How to begin fixing vulnerable IoT security issues
The frenzy surrounding all things surrounding the Internet of Things has quickly moved from unbridled excitement to dystopian warnings.
The focus has moved from its potential to revolutionize the way we work and play, to visions of television sets turned spy and hijacked medical devices holding lives for ransom.
With so much hyperbole, it can be difficult to cut through the noise to understand exactly where the problems lie in securing the IoT.
Much has to do with the sheer scale of the attack surface. The current estimate for IoT devices is 6.4 billion, and Gartner predicts they will reach an installed base of 21 billion units by 2020—others others predict even higher. These devices are ever-connected and ever-susceptible, even when idle, and cybercriminals are taking full advantage.
The Mirai botnet that took down more than 80 major websites consisted mainly of CCTV cameras and DVRs, but that was only the beginning. The latest bot-herding software, Wicked, is a more sophisticated Mirai relative. It includes at least three new exploits targeting known vulnerabilities in various IoT devices, including cameras and Netgear routers.
With a problem of such magnitude, why aren’t we doing a better job of protecting IoT devices? Looking at the IoT security landscape, we see mostly network-level defenses: managing IoT security at the network level, detecting IoT attacks at the network level, and blocking IoT attacks at the network level. These are valuable but limited—just as in the case of endpoint security, deep security requires software installed on the device itself.

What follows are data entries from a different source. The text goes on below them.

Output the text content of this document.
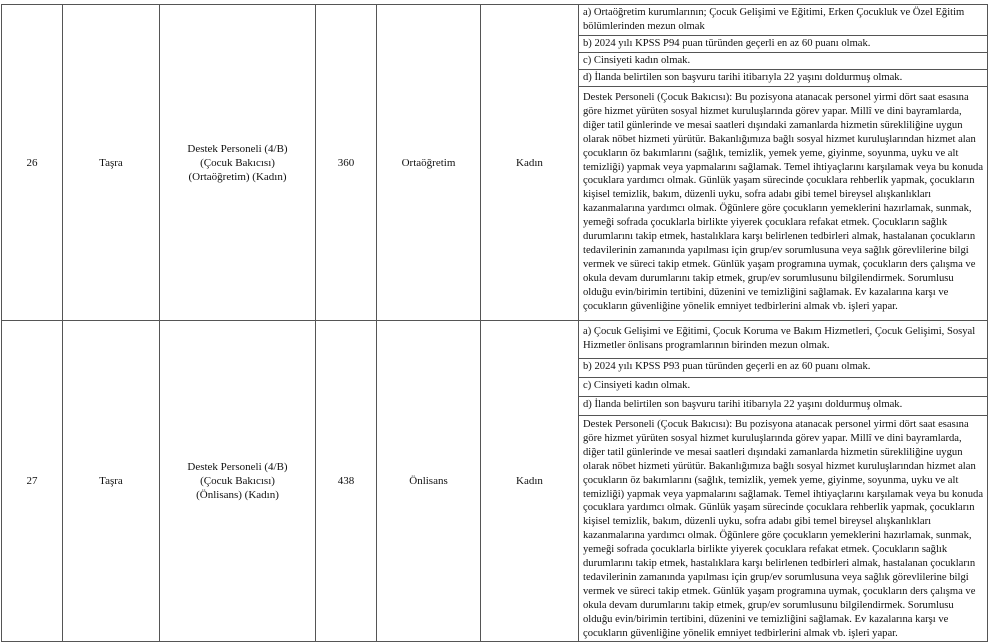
26	Taşra	Destek Personeli (4/B)
(Çocuk Bakıcısı)
(Ortaöğretim) (Kadın)	360	Ortaöğretim	Kadın	a) Ortaöğretim kurumlarının; Çocuk Gelişimi ve Eğitimi, Erken Çocukluk ve Özel Eğitim bölümlerinden mezun olmak
						b) 2024 yılı KPSS P94 puan türünden geçerli en az 60 puanı olmak.
						c) Cinsiyeti kadın olmak.
						d) İlanda belirtilen son başvuru tarihi itibarıyla 22 yaşını doldurmuş olmak.
						Destek Personeli (Çocuk Bakıcısı): Bu pozisyona atanacak personel yirmi dört saat esasına göre hizmet yürüten sosyal hizmet kuruluşlarında görev yapar. Millî ve dini bayramlarda, diğer tatil günlerinde ve mesai saatleri dışındaki zamanlarda hizmetin sürekliliğine uygun olarak nöbet hizmeti yürütür. Bakanlığımıza bağlı sosyal hizmet kuruluşlarından hizmet alan çocukların öz bakımlarını (sağlık, temizlik, yemek yeme, giyinme, soyunma, uyku ve alt temizliği) yapmak veya yapmalarını sağlamak. Temel ihtiyaçlarını karşılamak veya bu konuda çocuklara yardımcı olmak. Günlük yaşam sürecinde çocuklara rehberlik yapmak, çocukların kişisel temizlik, bakım, düzenli uyku, sofra adabı gibi temel bireysel alışkanlıkları kazanmalarına yardımcı olmak. Öğünlere göre çocukların yemeklerini hazırlamak, sunmak, yemeği sofrada çocuklarla birlikte yiyerek çocuklara refakat etmek. Çocukların sağlık durumlarını takip etmek, hastalıklara karşı belirlenen tedbirleri almak, hastalanan çocukların tedavilerinin zamanında yapılması için grup/ev sorumlusuna veya sağlık görevlilerine bilgi vermek ve süreci takip etmek. Günlük yaşam programına uymak, çocukların ders çalışma ve okula devam durumlarını takip etmek, grup/ev sorumlusunu bilgilendirmek. Sorumlusu olduğu evin/birimin tertibini, düzenini ve temizliğini sağlamak. Ev kazalarına karşı ve çocukların güvenliğine yönelik emniyet tedbirlerini almak vb. işleri yapar.
27	Taşra	Destek Personeli (4/B)
(Çocuk Bakıcısı)
(Önlisans) (Kadın)	438	Önlisans	Kadın	a) Çocuk Gelişimi ve Eğitimi, Çocuk Koruma ve Bakım Hizmetleri, Çocuk Gelişimi, Sosyal Hizmetler önlisans programlarının birinden mezun olmak.
						b) 2024 yılı KPSS P93 puan türünden geçerli en az 60 puanı olmak.
						c) Cinsiyeti kadın olmak.
						d) İlanda belirtilen son başvuru tarihi itibarıyla 22 yaşını doldurmuş olmak.
						Destek Personeli (Çocuk Bakıcısı): Bu pozisyona atanacak personel yirmi dört saat esasına göre hizmet yürüten sosyal hizmet kuruluşlarında görev yapar. Millî ve dini bayramlarda, diğer tatil günlerinde ve mesai saatleri dışındaki zamanlarda hizmetin sürekliliğine uygun olarak nöbet hizmeti yürütür. Bakanlığımıza bağlı sosyal hizmet kuruluşlarından hizmet alan çocukların öz bakımlarını (sağlık, temizlik, yemek yeme, giyinme, soyunma, uyku ve alt temizliği) yapmak veya yapmalarını sağlamak. Temel ihtiyaçlarını karşılamak veya bu konuda çocuklara yardımcı olmak. Günlük yaşam sürecinde çocuklara rehberlik yapmak, çocukların kişisel temizlik, bakım, düzenli uyku, sofra adabı gibi temel bireysel alışkanlıkları kazanmalarına yardımcı olmak. Öğünlere göre çocukların yemeklerini hazırlamak, sunmak, yemeği sofrada çocuklarla birlikte yiyerek çocuklara refakat etmek. Çocukların sağlık durumlarını takip etmek, hastalıklara karşı belirlenen tedbirleri almak, hastalanan çocukların tedavilerinin zamanında yapılması için grup/ev sorumlusuna veya sağlık görevlilerine bilgi vermek ve süreci takip etmek. Günlük yaşam programına uymak, çocukların ders çalışma ve okula devam durumlarını takip etmek, grup/ev sorumlusunu bilgilendirmek. Sorumlusu olduğu evin/birimin tertibini, düzenini ve temizliğini sağlamak. Ev kazalarına karşı ve çocukların güvenliğine yönelik emniyet tedbirlerini almak vb. işleri yapar.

However, there are almost no in-device IoT security products. The current diversity of hardware, software and operating systems poses a real challenge for developers of security products. IoT is a mixture of systems, composed of various types of CPUs and chipsets from different vendors.

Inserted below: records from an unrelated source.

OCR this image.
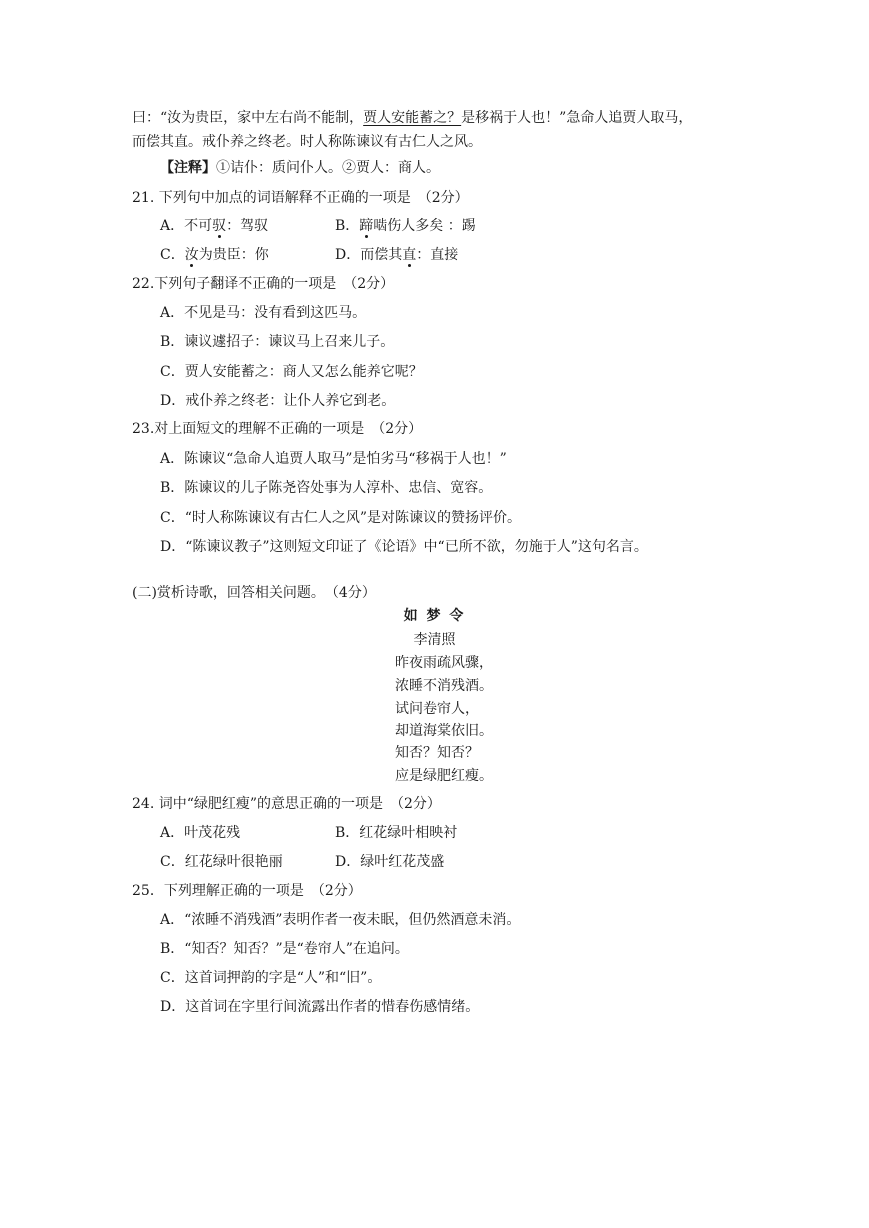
曰：“汝为贵臣，家中左右尚不能制，贾人安能蓄之？是移祸于人也！”急命人追贾人取马，
而偿其直。戒仆养之终老。时人称陈谏议有古仁人之风。
【注释】①诘仆：质问仆人。②贾人：商人。
21. 下列句中加点的词语解释不正确的一项是　（2分）
A．不可驭：驾驭	B．蹄啮伤人多矣 ：踢
C．汝为贵臣：你	D．而偿其直：直接
22.下列句子翻译不正确的一项是　（2分）
A．不见是马：没有看到这匹马。
B．谏议遽招子：谏议马上召来儿子。
C．贾人安能蓄之：商人又怎么能养它呢？
D．戒仆养之终老：让仆人养它到老。
23.对上面短文的理解不正确的一项是　（2分）
A．陈谏议“急命人追贾人取马”是怕劣马“移祸于人也！”
B．陈谏议的儿子陈尧咨处事为人淳朴、忠信、宽容。
C．“时人称陈谏议有古仁人之风”是对陈谏议的赞扬评价。
D．“陈谏议教子”这则短文印证了《论语》中“已所不欲，勿施于人”这句名言。
(二)赏析诗歌，回答相关问题。　（4分）
如 梦 令
李清照
昨夜雨疏风骤，
浓睡不消残酒。
试问卷帘人，
却道海棠依旧。
知否？知否？
应是绿肥红瘦。
24. 词中“绿肥红瘦”的意思正确的一项是　（2分）
A．叶茂花残	B．红花绿叶相映衬
C．红花绿叶很艳丽	D．绿叶红花茂盛
25．下列理解正确的一项是　（2分）
A．“浓睡不消残酒”表明作者一夜未眠，但仍然酒意未消。
B．“知否？知否？”是“卷帘人”在追问。
C．这首词押韵的字是“人”和“旧”。
D．这首词在字里行间流露出作者的惜春伤感情绪。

ARM-based platforms dominate the market, but Intel is pushing its own IoT platforms. And the various manufacturers of IoT development boards use their own hardware architecture, integrated circuits, processors and chipsets. The situation at the software level is even worse. There are about 10 leading operating systems for IoT, as well as numerous others. For security vendors, developing and maintaining an IoT-wide security product is very challenging, if not impossible.

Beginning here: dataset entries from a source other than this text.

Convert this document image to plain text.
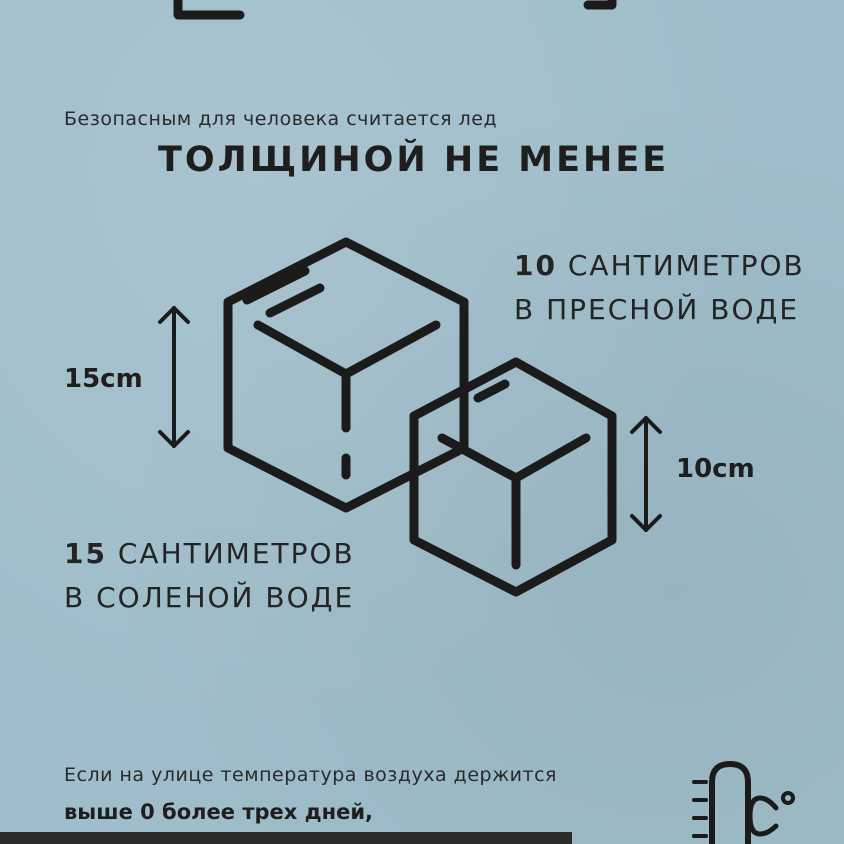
Безопасным для человека считается лед
ТОЛЩИНОЙ НЕ МЕНЕЕ
10 САНТИМЕТРОВ
В ПРЕСНОЙ ВОДЕ
15 САНТИМЕТРОВ
В СОЛЕНОЙ ВОДЕ
15cm
10cm
Если на улице температура воздуха держится
выше 0 более трех дней,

One of the primary purposes of IoT technology is to collect information, both overtly and silently. IoT devices often send unencrypted information over unsecured ports. And many times, as in the case of the “teddy bear” data breach, that collected information is stored in publicly accessible databases without any authentication required. They are designed to gather and transmit this data as quickly and cheaply as possible.
This is at direct odds with information security but unlikely to change soon. Implementing secure or confidential communication protocols increases development cost, time to market and manufacturing costs. Even manufacturers that are conscious of security issues might unknowingly embed insecure third-party components into their products. Many of the webcams enlisted by the Mirai botnet utilized electronic components from the same manufacturer.
Most IoT devices are riddled with vulnerabilities but were not built with patching and updating in mind. Cameras, routers, printers, sensors—all have internal firmware, which usually works for years without an update. As a result, there are many IoT devices, with different versions of kernels, frameworks, web-servers and applications. And even if manufacturers could develop patches, the logistics of upgrading the software or firmware is extremely challenging.
Apart from the difficulty in accessing devices, most do not have the memory and processing power needed to receive and perform the upgrade or patch. The online-update, instant-patch paradigm used in the modern OS is not yet feasible in the IoT world.
It’s not just things
Generally we think of the IoT as personal devices—for example, cameras, refrigerators or even cars. But much of our critical infrastructure—utilities, hospitals, transportation systems and all the other systems our communities and countries depend on—is increasingly digitally controlled and connected. This industrial internet of things (IIoT) brings tremendous productivity and reliability gains: better alignment of supply and demand, predictive maintenance planning, predictive outage response, instantaneous sharing of vital data and more. In some cases, like healthcare, it can make the difference between life and death.
However, this hyper-connectivity has increased the cyber risk for our critical systems exponentially. The energy sector is particularly vulnerable. Coordinated cyberattacks on the Ukraine power grid left more than 230,000 customers without power after hackers gained control of the Supervisory Control and Data Acquisition (SCADA). And earlier this month, researchers disclosed critical vulnerabilities in SCADA tools widely used in oil, gas and electricity operations, which would give threat actors complete control and the ability to move laterally through the network to execute additional attacks. When we talk about IoT security, we need to look at the bigger picture.
IoT is at a critical juncture; it’s time to shuffle priorities and put security at the top. End users need to implement best-practice security controls and demand greater security built into the products they buy. Cybersecurity vendors need to think outside the box to develop new protection paradigms. Manufacturers need to step up, take responsibility and actively make their devices more secure. And legislators must put forth effective regulations to ensure it happens.